Ford, a 1994 graduate of Cape Girardeau Central High School, started making the film last summer, following the rock band The Randall Zwarte Band across country on a tour that culminates at Sturgis. The tour was the band's dream, just as the film is for Ford.
"I made the film for middle America, not just for the people in Rapid City, but for everyone that's chasing a dream," Ford said.
The premiere is set for 7 p.m. Aug. 10. The Elks Theatre is the largest screen in South Dakota, boasting 600 seats. Rapid City is about 25 miles from Sturgis and draws many of the bikers attending the rally.
For the project, Ford followed the Zwarte Band for a year, documenting life on the road.
"They left their friends and families for the whole summer," Ford said. "Four guys in a tour bus, on the road, trying to book shows coast-to-coast."

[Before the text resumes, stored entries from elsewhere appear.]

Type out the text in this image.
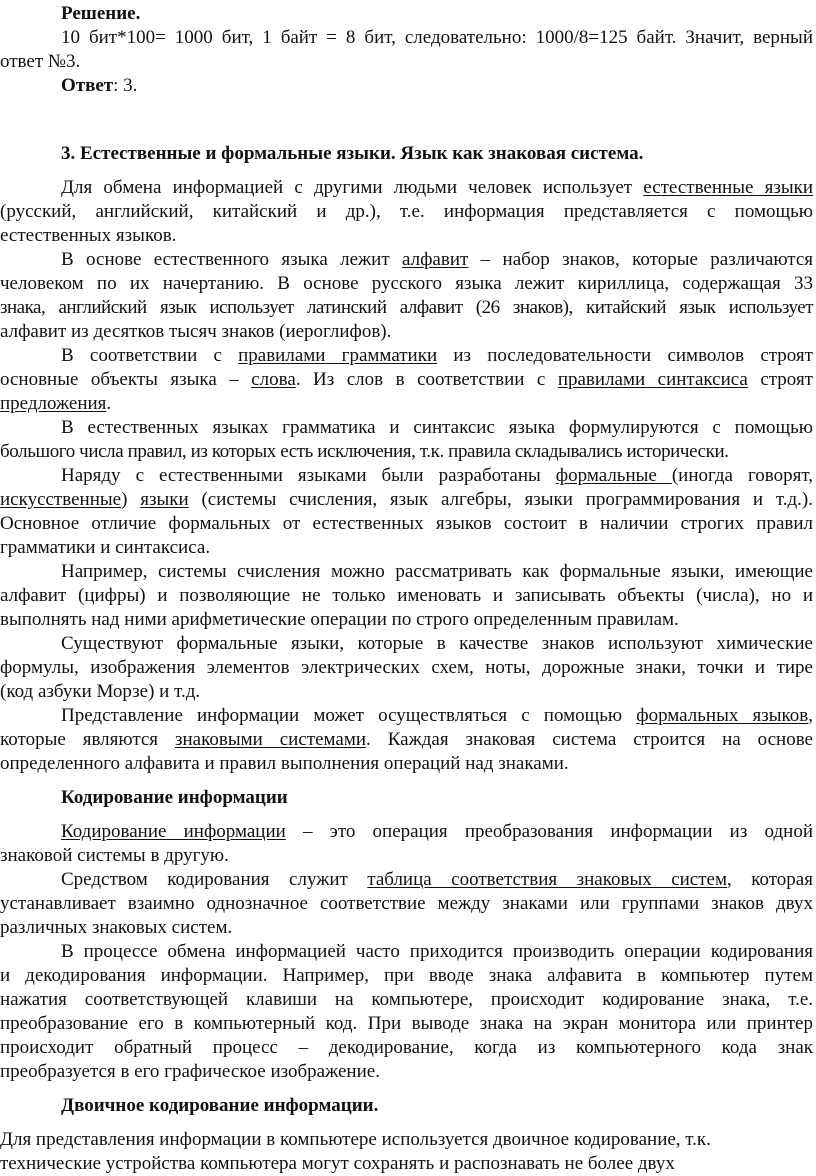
Решение.
10 бит*100= 1000 бит, 1 байт = 8 бит, следовательно: 1000/8=125 байт. Значит, верный
ответ №3.
Ответ: 3.
3. Естественные и формальные языки. Язык как знаковая система.
Для обмена информацией с другими людьми человек использует естественные языки
(русский, английский, китайский и др.), т.е. информация представляется с помощью
естественных языков.
В основе естественного языка лежит алфавит – набор знаков, которые различаются
человеком по их начертанию. В основе русского языка лежит кириллица, содержащая 33
знака, английский язык использует латинский алфавит (26 знаков), китайский язык использует
алфавит из десятков тысяч знаков (иероглифов).
В соответствии с правилами грамматики из последовательности символов строят
основные объекты языка – слова. Из слов в соответствии с правилами синтаксиса строят
предложения.
В естественных языках грамматика и синтаксис языка формулируются с помощью
большого числа правил, из которых есть исключения, т.к. правила складывались исторически.
Наряду с естественными языками были разработаны формальные (иногда говорят,
искусственные) языки (системы счисления, язык алгебры, языки программирования и т.д.).
Основное отличие формальных от естественных языков состоит в наличии строгих правил
грамматики и синтаксиса.
Например, системы счисления можно рассматривать как формальные языки, имеющие
алфавит (цифры) и позволяющие не только именовать и записывать объекты (числа), но и
выполнять над ними арифметические операции по строго определенным правилам.
Существуют формальные языки, которые в качестве знаков используют химические
формулы, изображения элементов электрических схем, ноты, дорожные знаки, точки и тире
(код азбуки Морзе) и т.д.
Представление информации может осуществляться с помощью формальных языков,
которые являются знаковыми системами. Каждая знаковая система строится на основе
определенного алфавита и правил выполнения операций над знаками.
Кодирование информации
Кодирование информации – это операция преобразования информации из одной
знаковой системы в другую.
Средством кодирования служит таблица соответствия знаковых систем, которая
устанавливает взаимно однозначное соответствие между знаками или группами знаков двух
различных знаковых систем.
В процессе обмена информацией часто приходится производить операции кодирования
и декодирования информации. Например, при вводе знака алфавита в компьютер путем
нажатия соответствующей клавиши на компьютере, происходит кодирование знака, т.е.
преобразование его в компьютерный код. При выводе знака на экран монитора или принтер
происходит обратный процесс – декодирование, когда из компьютерного кода знак
преобразуется в его графическое изображение.
Двоичное кодирование информации.
Для представления информации в компьютере используется двоичное кодирование, т.к.
технические устройства компьютера могут сохранять и распознавать не более двух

Even though "Road 2 Sturgis" is a documentary, Ford said it has the feel of a narrative film, telling the story of the band with human interest and without documentary-style voice-overs.
"The audience goes on the journey with the band," said Ford.
Ford's own road to Sturgis has been over a decade in the making. He left Cape Girardeau after graduating on a cross-country scholarship to University of Tennessee -- Martin, went to school in Chicago and ended up in Los Angeles studying film and working for MTV.
"This film kind of exemplifies my life as to where the film is about a group of guys chasing a dream," Ford said. " It's like my life growing up in Cape Girardeau. I had a dream to work at MTV and to have a film debut on a big screen in a theater."
Now Ford's film is set for a September screening in New York's Times Square and a late August screening in Los Angeles, Ford said. A distribution deal is also in the works, but before the deal goes down Ford hopes to screen the movie in his hometown, possibly in August.
Ford's family hasn't seen the movie yet -- he wants to wait until they can see it on a big screen. But they do know of the project. His big brother, Jeff, who lives in Jackson, thinks it's great that his sibling has realized his dream.
"It's nice for me to see my brother do well, but it's huge for him," said Jeff Ford.